Volvo will adopt a step-by-step approach to grow its presence in the Indian car market.
Indicating this in an interaction with this correspondent here on Saturday, Paul de Voijs, Managing Director of Auto India Pvt. Ltd., said it was still early days for Volvo in India. Given its financial constraints vis-à-vis competition, Volvo would rather “take one thing at a time,” he said. As such, Volvo would opt for a gradual step-up in operations in India, he added.
The Managing Director said its customers in India had been a happy lot. In the current year, Volvo would add another three dealers to its current network of seven. “You need to have at least 10-12 dealers to cover Tier I and Tier II cities,'' he said.

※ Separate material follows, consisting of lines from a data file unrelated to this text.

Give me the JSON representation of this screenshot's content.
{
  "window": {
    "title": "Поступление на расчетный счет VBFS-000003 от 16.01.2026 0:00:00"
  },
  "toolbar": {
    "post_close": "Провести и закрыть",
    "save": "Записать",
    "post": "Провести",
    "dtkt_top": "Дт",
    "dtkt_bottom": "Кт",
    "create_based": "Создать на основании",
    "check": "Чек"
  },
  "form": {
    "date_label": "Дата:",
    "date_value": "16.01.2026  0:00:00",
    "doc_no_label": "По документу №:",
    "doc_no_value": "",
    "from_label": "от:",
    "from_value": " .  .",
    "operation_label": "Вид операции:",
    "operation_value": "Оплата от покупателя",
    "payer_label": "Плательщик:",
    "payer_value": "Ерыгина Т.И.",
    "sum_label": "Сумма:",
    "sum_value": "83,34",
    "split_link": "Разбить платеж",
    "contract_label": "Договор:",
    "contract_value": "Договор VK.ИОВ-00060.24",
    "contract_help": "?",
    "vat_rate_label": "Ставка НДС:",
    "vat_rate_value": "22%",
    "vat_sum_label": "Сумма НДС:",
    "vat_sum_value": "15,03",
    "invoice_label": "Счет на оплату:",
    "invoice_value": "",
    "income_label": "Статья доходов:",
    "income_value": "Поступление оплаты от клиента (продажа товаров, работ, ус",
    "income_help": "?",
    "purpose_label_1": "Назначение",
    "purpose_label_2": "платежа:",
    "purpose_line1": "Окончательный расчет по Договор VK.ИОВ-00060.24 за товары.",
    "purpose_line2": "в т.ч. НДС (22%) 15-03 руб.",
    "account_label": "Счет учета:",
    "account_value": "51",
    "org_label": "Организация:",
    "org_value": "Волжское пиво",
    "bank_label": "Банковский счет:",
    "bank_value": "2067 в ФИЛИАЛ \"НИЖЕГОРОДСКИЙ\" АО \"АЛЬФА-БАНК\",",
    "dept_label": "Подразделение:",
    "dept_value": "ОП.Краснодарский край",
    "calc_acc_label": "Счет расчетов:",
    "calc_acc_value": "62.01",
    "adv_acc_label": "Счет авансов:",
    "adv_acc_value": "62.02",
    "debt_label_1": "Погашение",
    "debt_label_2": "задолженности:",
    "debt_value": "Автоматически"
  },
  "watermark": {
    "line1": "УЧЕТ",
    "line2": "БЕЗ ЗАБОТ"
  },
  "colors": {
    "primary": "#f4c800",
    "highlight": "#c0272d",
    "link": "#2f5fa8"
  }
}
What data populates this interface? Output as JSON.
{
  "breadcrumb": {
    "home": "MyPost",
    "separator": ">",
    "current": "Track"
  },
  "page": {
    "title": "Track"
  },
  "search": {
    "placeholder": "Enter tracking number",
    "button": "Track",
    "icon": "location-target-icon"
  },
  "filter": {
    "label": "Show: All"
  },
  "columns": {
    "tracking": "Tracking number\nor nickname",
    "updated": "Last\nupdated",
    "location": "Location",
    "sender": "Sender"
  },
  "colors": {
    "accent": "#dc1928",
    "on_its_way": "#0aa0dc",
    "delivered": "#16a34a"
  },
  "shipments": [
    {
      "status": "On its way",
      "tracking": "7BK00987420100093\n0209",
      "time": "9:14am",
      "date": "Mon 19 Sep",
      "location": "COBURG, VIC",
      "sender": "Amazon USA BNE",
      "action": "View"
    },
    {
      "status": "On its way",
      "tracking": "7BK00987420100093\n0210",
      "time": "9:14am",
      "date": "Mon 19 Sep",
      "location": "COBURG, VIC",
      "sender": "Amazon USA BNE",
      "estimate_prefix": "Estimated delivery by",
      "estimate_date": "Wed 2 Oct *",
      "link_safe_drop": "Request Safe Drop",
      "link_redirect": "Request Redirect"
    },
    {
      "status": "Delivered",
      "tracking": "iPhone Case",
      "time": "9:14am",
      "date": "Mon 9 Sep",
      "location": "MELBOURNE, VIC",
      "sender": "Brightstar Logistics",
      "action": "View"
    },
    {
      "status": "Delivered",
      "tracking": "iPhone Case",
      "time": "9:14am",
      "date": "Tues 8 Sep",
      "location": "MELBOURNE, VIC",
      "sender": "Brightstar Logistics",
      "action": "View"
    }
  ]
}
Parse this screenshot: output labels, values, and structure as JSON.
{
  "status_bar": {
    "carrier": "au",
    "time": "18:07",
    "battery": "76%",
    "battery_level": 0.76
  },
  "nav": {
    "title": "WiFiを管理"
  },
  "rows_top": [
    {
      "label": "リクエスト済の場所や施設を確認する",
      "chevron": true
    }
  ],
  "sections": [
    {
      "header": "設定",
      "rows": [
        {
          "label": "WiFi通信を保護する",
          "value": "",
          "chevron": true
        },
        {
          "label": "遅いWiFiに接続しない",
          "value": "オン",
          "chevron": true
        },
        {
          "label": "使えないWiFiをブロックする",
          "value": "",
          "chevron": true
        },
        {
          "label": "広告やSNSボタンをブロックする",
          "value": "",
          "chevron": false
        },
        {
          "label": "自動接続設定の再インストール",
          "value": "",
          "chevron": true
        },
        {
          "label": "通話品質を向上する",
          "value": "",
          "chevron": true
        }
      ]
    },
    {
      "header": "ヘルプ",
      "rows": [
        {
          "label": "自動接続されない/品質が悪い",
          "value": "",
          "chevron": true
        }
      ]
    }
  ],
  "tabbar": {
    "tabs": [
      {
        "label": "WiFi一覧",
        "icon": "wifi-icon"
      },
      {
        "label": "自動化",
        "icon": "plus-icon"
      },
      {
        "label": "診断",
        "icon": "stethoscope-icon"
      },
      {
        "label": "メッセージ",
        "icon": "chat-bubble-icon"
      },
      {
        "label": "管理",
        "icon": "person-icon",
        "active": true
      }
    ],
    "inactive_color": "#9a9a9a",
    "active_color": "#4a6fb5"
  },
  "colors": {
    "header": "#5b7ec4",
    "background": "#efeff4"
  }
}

Mr. Voijs said Volvo had come to India to stay. “We are not here to make quick bucks,” he added. India was among the top five car markets in the world after China, Japan, the U.S. and Germany. The luxury segment (in the price range of Rs.25 lakh plus) would take a while to evolve, he pointed out. Currently, the luxury segment comprised just under 0.5 per cent of the total car market. “There is a lot of room for growth,” he pointed out.
The Managing Director said there were lots of similarities between the Russian and Indian markets. The luxury segment in Russia grew almost 10 times in a decade to five per cent of the total car market in 2008. Both in Russia and India, cars had become a symbol for success to a large number of people, he said. He also found the percentage of lower segment in the overall car market going down in both the countries.
The immediate task before Volvo in India was to get established, to spread the brand awareness and to work on building the foundation. In this context, he said the dealer network was indeed a key to success. Mr. Voijs said Volvo sold around 91 units in 2008. This was up by around 50 in 2009.
Currently, Volvo imports its vehicles into India in a CBU (completely built unit) format. Volvo took to the CBU route to make a foray into India because it wasn't experienced enough to gauge the size of the Indian luxury market. For another, it was hoping that the import duty on CBUs would be cut. The import duty, he said, could influence the break-even point for the company should it opt for a local facility. Also, Volvo's facilities in Sweden and Belgium “don't run to full capacity,” as such, he said, ``we don't need extra capacity.''
He was confident that the duty would come down and the volume would pick up over a period of time. In such a scenario, the fixed cost would have to be covered,” he said. “We are working on getting a sound and health base for the future,” he added.
Mr. Voijs said Volvo was planning to add to its existing product portfolio in India by bringing in XC 60, a sports utility vehicle, and S60, a smaller sedan. “We are working on homologation for XC 60 to be imported from Belgium,” he said. Volvo was working on a world-wide launch of the smaller sedan, he added. “There is more potential at the lower end of the price pyramid,” he pointed out.
Volvo took its first step in the growing Indian automotive market in September 2007 with the launch of its two flagship models — Volvo S80 sedan and Volvo XC90 sports utility vehicle. These are imported from its plant Sweden. The Managing Director said Volvo was trying to create brand awareness by participating in the Chennai Open tennis tournament and through product placement in The Three Idiots movie.